부산대학교 도서관

ScAlN/Si, a CMOS compatible material, was used to manufacture GHz operating surface acoustic wave devices, targeting manipulation and control of spin waves via SAW devices. A thin ScAlN piezoelectric layer was deposited on high resistivity (111) oriented Silicon and two port SAW devices were processed using advanced nanolithographic techniques. The Surface Acoustic Wave and Spin Wave coupling was performed via a thin magnetostrictive layer (Ni) placed between the SAWs interdigitated transducers.

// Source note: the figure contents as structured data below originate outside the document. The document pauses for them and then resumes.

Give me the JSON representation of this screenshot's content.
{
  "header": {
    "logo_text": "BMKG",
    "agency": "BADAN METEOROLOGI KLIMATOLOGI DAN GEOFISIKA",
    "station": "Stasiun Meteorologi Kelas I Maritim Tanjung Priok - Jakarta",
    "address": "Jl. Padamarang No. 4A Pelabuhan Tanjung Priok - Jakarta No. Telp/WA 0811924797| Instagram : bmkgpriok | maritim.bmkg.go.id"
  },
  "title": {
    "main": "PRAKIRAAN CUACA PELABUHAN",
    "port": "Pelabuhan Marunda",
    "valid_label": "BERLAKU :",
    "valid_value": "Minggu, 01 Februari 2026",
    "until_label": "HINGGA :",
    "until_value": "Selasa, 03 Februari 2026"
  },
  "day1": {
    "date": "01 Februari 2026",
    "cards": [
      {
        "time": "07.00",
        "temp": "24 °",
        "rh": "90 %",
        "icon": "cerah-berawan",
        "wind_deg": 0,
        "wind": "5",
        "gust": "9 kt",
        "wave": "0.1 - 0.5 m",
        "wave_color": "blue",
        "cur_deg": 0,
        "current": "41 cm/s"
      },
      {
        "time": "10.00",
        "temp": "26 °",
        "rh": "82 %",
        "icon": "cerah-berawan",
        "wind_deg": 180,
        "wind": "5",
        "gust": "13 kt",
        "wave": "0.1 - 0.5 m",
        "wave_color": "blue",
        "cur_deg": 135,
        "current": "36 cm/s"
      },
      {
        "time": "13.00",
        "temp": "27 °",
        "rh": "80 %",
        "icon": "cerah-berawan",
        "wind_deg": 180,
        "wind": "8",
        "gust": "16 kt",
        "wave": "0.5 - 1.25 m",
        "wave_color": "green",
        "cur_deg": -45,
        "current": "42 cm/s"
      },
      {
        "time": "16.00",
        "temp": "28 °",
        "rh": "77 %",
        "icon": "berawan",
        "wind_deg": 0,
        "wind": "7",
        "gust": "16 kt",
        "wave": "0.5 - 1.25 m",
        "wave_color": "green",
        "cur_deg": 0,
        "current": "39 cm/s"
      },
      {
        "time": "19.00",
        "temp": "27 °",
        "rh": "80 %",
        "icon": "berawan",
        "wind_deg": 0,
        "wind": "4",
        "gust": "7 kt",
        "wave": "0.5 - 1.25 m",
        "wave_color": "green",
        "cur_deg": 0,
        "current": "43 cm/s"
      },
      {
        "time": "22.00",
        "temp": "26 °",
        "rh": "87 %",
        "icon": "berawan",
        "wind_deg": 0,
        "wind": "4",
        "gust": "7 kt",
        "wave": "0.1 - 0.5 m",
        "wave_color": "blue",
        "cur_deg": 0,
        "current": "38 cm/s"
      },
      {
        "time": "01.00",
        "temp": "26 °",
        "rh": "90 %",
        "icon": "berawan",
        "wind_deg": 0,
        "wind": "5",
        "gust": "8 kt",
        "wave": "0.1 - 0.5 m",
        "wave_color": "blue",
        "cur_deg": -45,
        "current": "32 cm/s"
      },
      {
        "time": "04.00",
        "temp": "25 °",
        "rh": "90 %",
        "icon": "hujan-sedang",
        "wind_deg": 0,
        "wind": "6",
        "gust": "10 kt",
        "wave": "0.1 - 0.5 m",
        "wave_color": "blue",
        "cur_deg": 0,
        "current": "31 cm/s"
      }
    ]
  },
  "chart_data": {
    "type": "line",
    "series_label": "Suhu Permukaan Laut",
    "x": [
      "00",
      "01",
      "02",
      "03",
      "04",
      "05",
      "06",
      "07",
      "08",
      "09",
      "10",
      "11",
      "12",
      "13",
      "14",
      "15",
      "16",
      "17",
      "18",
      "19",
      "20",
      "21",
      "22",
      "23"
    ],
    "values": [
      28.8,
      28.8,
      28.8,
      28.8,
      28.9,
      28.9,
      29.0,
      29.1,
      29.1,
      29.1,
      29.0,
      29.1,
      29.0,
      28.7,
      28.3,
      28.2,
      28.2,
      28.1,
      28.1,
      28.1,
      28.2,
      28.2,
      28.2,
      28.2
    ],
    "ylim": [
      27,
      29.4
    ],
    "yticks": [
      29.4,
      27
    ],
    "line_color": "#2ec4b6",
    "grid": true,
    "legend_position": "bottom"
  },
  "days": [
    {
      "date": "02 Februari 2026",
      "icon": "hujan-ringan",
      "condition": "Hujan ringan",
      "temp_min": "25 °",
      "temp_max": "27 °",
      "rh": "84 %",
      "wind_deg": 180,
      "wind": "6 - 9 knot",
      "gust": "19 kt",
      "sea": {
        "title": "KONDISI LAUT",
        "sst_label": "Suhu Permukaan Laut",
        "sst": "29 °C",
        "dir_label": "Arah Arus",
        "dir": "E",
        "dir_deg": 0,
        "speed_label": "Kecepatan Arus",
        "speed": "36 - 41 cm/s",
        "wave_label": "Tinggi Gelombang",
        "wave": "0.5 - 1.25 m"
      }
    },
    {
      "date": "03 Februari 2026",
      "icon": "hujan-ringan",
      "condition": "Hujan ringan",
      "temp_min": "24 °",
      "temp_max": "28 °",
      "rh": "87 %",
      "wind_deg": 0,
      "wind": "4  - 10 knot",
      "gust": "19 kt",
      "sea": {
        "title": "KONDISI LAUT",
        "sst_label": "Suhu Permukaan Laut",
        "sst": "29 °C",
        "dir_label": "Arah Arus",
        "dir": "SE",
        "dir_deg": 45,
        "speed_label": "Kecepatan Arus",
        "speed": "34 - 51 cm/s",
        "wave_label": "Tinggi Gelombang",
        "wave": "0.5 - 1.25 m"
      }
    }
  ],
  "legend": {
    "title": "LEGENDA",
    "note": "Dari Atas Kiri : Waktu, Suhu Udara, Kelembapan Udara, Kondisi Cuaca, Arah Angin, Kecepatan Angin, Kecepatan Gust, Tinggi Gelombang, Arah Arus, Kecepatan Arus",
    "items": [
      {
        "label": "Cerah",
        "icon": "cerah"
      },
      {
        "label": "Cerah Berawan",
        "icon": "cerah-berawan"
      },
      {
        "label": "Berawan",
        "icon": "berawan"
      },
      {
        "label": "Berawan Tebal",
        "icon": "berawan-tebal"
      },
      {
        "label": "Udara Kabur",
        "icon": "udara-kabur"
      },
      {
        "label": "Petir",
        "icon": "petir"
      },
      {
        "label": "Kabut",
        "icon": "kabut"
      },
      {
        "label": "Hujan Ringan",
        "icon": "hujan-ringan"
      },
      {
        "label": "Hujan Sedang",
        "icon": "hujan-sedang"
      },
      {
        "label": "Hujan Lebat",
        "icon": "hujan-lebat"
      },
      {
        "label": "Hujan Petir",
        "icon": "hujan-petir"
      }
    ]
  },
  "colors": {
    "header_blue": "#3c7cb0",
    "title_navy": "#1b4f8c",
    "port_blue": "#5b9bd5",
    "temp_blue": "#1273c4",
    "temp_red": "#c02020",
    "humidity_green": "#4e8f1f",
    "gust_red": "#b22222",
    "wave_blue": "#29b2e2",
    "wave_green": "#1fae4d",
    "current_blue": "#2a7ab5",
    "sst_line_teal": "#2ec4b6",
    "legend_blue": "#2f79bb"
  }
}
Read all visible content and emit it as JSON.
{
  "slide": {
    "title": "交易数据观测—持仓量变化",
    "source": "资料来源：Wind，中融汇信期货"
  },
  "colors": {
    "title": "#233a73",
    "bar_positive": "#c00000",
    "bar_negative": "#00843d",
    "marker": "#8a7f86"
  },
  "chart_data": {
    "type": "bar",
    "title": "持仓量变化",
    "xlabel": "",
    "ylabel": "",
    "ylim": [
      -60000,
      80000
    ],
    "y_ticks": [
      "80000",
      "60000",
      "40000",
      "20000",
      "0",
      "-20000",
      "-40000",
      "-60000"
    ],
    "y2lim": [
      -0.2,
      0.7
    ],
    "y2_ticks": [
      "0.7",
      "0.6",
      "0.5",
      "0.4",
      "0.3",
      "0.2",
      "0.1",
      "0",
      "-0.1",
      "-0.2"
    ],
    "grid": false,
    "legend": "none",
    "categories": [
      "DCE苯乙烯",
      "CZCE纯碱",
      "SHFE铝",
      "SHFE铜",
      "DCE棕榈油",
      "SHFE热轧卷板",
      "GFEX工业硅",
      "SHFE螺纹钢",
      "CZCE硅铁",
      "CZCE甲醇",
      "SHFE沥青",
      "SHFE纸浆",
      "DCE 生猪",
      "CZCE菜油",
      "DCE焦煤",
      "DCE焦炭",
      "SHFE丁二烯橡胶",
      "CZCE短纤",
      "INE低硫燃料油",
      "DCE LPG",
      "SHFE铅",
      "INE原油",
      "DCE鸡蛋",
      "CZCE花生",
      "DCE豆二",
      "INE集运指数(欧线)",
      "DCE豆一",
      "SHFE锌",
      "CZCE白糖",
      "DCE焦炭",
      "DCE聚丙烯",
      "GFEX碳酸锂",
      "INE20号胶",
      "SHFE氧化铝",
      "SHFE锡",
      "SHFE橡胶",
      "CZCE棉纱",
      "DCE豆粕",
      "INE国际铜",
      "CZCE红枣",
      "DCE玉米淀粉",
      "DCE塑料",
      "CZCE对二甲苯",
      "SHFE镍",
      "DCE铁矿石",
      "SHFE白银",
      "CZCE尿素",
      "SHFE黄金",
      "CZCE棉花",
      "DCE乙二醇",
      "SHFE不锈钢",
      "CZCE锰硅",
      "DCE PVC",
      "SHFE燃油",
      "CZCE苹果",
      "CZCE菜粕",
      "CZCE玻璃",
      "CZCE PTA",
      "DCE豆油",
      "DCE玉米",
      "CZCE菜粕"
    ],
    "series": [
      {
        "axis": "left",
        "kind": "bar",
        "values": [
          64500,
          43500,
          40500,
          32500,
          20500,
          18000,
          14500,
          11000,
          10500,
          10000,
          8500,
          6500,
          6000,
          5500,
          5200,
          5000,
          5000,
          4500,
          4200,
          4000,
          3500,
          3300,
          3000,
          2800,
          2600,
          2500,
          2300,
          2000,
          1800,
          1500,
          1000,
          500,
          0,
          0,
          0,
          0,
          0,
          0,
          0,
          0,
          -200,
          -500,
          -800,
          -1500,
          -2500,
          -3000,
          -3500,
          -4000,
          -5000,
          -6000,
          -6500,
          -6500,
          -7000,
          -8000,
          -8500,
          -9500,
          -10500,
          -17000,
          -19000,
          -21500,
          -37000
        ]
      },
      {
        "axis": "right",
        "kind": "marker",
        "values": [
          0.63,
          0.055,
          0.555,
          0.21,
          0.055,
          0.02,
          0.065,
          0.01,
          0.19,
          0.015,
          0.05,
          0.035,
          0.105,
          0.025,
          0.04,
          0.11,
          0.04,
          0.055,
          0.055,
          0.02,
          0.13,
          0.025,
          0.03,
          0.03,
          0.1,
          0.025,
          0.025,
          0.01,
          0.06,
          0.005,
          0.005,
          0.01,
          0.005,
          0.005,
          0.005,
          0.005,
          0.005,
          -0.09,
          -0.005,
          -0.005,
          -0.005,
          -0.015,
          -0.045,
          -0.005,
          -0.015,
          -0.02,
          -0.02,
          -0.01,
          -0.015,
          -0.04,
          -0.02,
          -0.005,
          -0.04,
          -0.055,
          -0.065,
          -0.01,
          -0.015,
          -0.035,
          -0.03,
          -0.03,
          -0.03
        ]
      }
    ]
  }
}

Both Rayleigh (4.67 GHz) and Sezawa (8.05 GHz) propagation modes could be observed. The amplitude of the S 21 parameter around the two resonances was measured for values of the magnetic field $\mu _{0}\text{H}$ from −280 to +280 mT, at different angles ( $\theta $ ) between the SAW propagation direction and the magnetic field direction. A maximum decrease of 2.54 dB occurred in S 21 for the Rayleigh mode at $\mu _{\textbf {0}}\text{H}$ = −90 mT, and of 7.24 dB for the Sezawa mode at $\mu _{0}\text{H}$ = −203 mT, both at $\theta $ = 45°. These values were extracted from time gated processing of the frequency domain raw data. Nonreciprocity associated to the coupling was analyzed for the two propagation modes.